ConAgra Foods Inc., the packaged-food company that owns Chef Boyardee and Healthy Choice, said earnings missed its forecast amid slow sales of consumer foods and shrinking profit at its private-label business.
Fourth-quarter earnings were about 55 cents a share, excluding some items, the company said today in a preliminary statement. ConAgra had predicted 60 cents for the period, which ended on May 25. The sluggish results, which also prompted a fourth-quarter writedown of $681 million, sent the shares on their biggest intraday decline in more than four months.
ConAgra is struggling to digest last year’s acquisition of Ralcorp Holdings Inc., which sells private-label foods to supermarkets, drugstores and other retailers. The challenge is combining its stable of well-known trademarks with the store brands foods offered by Ralcorp, said Timothy Chen, an analyst at Rhino Trading Partners in New York. If ConAgra fails, activist investors may step in and push for a breakup, he said.
“We remain optimistic on the stock in the long term,” Chen, who has a buy rating on the shares, said in an interview. The company either has to “achieve the holy grail of combining a branded company with private label or admit failure and unwind this Holy Communion.”
ConAgra shares fell as much as 7.4 percent to $30.41 in New York, the biggest intraday decline since Feb. 11. The stock had dropped 2.5 percent this year through yesterday.
ConAgra said its consumer-foods business saw sales volume decline 7 percent, while profit was “weak” in the private-brands division.
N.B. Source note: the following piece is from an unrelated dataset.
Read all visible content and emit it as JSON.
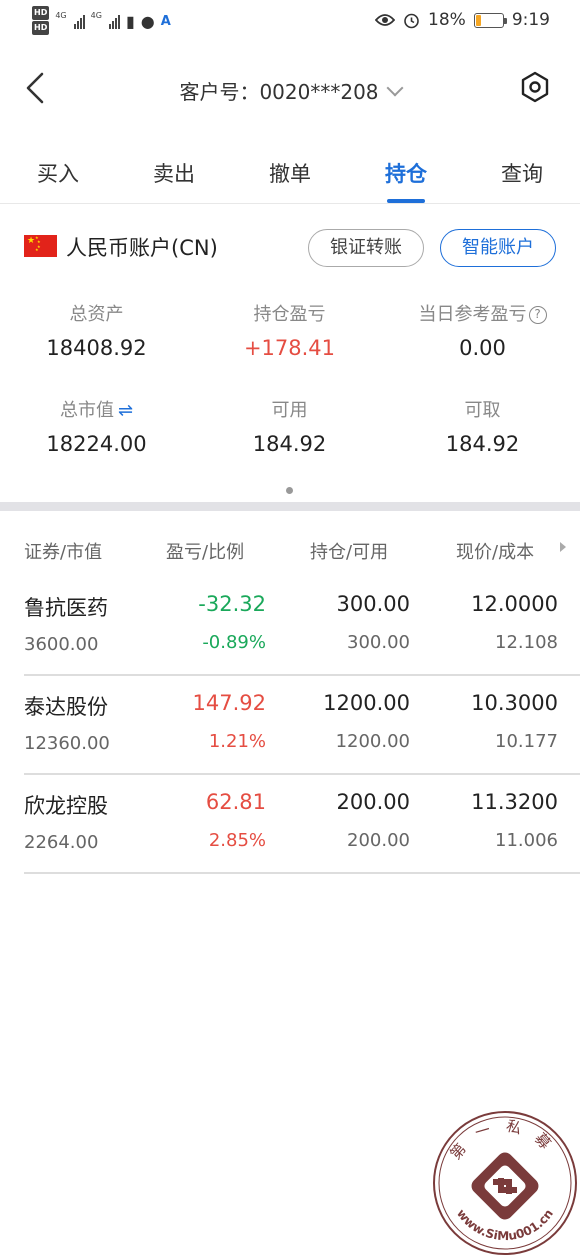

The Omaha, Nebraska-based company is facing pricing pressure in supermarket brands -- an industry that’s been growing but offers slim margins. Quarterly operating profit for that unit fell about $60 million from a year earlier, ConAgra said.
The private-label struggles, as well as profit challenges at certain retail brands such as Chef Boyardee, contributed to the writedown last quarter, the company said. ConAgra’s other brands include Hunt’s ketchup, Orville Redenbacher’s popcorn and Reddi-wip.
“We are disappointed with the consumer foods volume performance,” Chief Executive Officer Gary Rodkin said in the statement. “We are in the process of improving product mix and promotion strategies.”
To get back on track, the company also is cutting administrative costs and boosting productivity, Rodkin said. Growth of earnings per share should accelerate to a high single-digit rate by fiscal 2016 and 2017, he said. ConAgra plans to deliver its full results on June 26 for the fiscal fourth quarter, which ended May 25.
“We expect to have the flexibility to invest in our business for good long-term growth,” Rodkin said.
On the branded side, ConAgra will have to become more promotional with its products to revive volume, Chen said. In the private-label market, it’s been working to forge partnerships with other companies, which takes time, he said.
“If they’re successful with combining branded and private label, that’s huge,” Chen said. “If they’re not, then they open the door to activist investors breaking up the company.”